From a trauma-informed perspective, I wondered about two things. First, if the school intended to shift ideologies and institutional cultures to avoid reactive rule-flinging and to respond, instead, to behaviors' underlying causes (which may be linked to trauma), why predetermine punishments? Second, why use presumptuous language like "infractions" at all? Is Carter the infractor or the infractee in this scenario?
Nothing is simple, I know. It's hard to expect a school to address a specific string of incidents no adult knows is happening. But we should know if we work in schools that heterosexism, racism, and other oppressions are happening all the time. If we're sitting around waiting for students to report it, we're missing most of it. That's trauma-passive.
Being trauma-informed means consciously cultivating space in our mental models so that, even if we know nothing about a particular set of circumstances, we avoid the temptation to mindlessly apply rules. Carter was about to be punished harshly due to the school's failure to protect him from heterosexism. Again, perhaps no adult knew he was being targeted, although in a way that's hard to believe; generally, we know who's being targeted even if it's not happening in front of us. But if we're trauma-aware, we realize that the burden can't be on people—on children—experiencing trauma to educate those who created the institutional culture in which the trauma is happening. That expectation is, itself, potentially traumatizing.

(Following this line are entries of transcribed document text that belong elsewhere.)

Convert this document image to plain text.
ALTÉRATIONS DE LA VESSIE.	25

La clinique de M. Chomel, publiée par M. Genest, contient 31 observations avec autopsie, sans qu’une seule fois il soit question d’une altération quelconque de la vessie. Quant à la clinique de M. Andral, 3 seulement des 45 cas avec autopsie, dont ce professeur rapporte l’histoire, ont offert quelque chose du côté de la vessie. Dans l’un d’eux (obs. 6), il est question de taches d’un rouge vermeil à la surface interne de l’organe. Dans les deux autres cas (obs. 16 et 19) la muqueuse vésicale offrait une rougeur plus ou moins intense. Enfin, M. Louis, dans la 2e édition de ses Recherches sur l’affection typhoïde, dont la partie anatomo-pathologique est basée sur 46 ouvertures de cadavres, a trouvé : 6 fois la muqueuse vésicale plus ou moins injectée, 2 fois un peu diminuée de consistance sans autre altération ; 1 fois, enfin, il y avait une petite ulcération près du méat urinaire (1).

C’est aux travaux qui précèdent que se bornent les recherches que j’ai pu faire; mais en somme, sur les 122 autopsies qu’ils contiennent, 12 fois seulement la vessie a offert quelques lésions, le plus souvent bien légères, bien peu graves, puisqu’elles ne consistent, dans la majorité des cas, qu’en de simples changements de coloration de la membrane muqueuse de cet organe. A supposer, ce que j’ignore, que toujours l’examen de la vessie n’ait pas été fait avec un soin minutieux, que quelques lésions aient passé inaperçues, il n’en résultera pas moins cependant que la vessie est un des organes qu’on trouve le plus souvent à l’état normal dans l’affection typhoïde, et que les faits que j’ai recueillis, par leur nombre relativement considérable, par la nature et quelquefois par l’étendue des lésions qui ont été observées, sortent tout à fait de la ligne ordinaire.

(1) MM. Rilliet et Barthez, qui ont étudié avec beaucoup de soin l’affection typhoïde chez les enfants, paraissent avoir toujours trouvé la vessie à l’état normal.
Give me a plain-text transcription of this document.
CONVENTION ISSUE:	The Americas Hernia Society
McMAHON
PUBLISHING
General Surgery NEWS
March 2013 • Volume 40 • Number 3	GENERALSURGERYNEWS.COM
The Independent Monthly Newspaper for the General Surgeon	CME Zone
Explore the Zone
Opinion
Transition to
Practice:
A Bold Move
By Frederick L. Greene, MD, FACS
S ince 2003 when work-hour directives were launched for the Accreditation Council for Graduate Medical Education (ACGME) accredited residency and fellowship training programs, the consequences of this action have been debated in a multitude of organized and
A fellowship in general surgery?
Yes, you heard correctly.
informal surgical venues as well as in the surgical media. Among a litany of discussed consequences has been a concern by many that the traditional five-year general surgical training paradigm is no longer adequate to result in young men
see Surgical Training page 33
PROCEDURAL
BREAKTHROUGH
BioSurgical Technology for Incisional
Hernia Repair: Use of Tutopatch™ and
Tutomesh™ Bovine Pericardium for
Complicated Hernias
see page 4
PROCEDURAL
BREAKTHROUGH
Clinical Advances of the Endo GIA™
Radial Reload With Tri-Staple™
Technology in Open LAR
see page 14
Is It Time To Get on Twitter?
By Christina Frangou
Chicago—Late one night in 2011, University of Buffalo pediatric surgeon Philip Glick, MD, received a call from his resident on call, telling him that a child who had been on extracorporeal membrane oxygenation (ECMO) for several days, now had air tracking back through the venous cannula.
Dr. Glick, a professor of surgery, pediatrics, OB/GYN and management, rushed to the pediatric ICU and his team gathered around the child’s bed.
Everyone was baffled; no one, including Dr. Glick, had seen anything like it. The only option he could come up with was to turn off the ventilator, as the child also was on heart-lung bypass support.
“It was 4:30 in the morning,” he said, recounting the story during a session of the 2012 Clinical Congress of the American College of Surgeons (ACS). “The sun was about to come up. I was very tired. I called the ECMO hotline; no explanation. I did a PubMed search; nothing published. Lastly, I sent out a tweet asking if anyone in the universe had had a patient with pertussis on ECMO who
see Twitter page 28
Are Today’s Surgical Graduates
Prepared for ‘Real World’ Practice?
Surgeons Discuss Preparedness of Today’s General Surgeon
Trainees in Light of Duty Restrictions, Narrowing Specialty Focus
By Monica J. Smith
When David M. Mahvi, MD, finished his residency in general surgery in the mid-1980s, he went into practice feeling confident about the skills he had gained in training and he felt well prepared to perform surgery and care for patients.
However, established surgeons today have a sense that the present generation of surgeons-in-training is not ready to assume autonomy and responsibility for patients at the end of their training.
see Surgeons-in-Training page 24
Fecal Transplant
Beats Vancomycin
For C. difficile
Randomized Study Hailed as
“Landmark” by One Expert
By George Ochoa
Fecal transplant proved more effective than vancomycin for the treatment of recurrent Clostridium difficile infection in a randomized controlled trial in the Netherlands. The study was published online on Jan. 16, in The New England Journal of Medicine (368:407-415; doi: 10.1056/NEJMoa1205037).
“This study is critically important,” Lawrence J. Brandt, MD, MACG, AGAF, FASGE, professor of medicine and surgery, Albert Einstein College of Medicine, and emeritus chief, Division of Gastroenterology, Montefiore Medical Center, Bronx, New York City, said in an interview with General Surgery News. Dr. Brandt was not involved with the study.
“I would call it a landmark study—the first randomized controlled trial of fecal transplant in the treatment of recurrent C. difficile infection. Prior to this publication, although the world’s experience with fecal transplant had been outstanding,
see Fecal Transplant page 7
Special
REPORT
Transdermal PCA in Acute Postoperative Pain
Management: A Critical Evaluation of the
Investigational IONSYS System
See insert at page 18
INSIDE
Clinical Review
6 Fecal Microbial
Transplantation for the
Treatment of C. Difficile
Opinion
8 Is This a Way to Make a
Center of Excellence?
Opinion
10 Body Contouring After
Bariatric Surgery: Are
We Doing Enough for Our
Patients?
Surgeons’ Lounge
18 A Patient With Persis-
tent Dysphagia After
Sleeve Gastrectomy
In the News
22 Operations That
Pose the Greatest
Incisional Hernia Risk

If a child accrues a bunch of tardies, we must withhold judgment and show concern. If a child comes to school high, we must withhold judgement and show concern. Whatever a child does, the trauma-informed response is first to make sure everybody is safe, then withhold judgment and show concern.
When I make this point to groups of educators, inevitably a few argue accountability. "We have to hold students accountable or how will they learn responsibility?" This illustrates, for me, an ideological trap that is incompatible with trauma-informed education.
How does irresponsibly holding Carter or 7-year-old me accountable for the failures of adults and institutions in our lives teach us responsibility? In any case, when we abolish the hyper-punitive culture, we're not saying nobody should be held accountable for their behavior. Instead, we're acknowledging that no child should be held accountable for the ways we fail them. We're saying, hey, there are more humane, trauma-informed, and effective ways to engage with young people. We're acknowledging that trauma-informed education cannot live where hyper-punitive ideologies and institutional cultures are allowed to live.
As a final commitment, let's take trauma-informed care of ourselves, the community of educators. We are not immune to the effects of trauma. In a study about educator burnout, for example, Cher Chen and I (2015) found that educators of color who speak up about racial justice in their schools often face harsh and traumatizing repercussions, sometimes from their own colleagues.
I want to emphasize, again, the importance of trauma-informed education. The trick is striving for what it can be if we embrace it—not as a set of practices we apply selectively, but rather as a reimagining of how we relate with students and one another. When we apply it with its full robustness, it has the power to transform classrooms and schools. When we don't, it has the power to reproduce the harm it was designed to redress. Let's choose the former.
Reflect & Discuss
➛ The first trauma-informed step, according to Gorski, is to map out all the ways students, families, and staff experience trauma at school. In what ways have you seen this happen?
➛ Is systemic oppression incorporated into your school's approach to trauma-informed education? Why or why not?
➛ Rather than "mindless[ly] applying rules" in response to student behavior, how could you "withhold judgment and show concern"?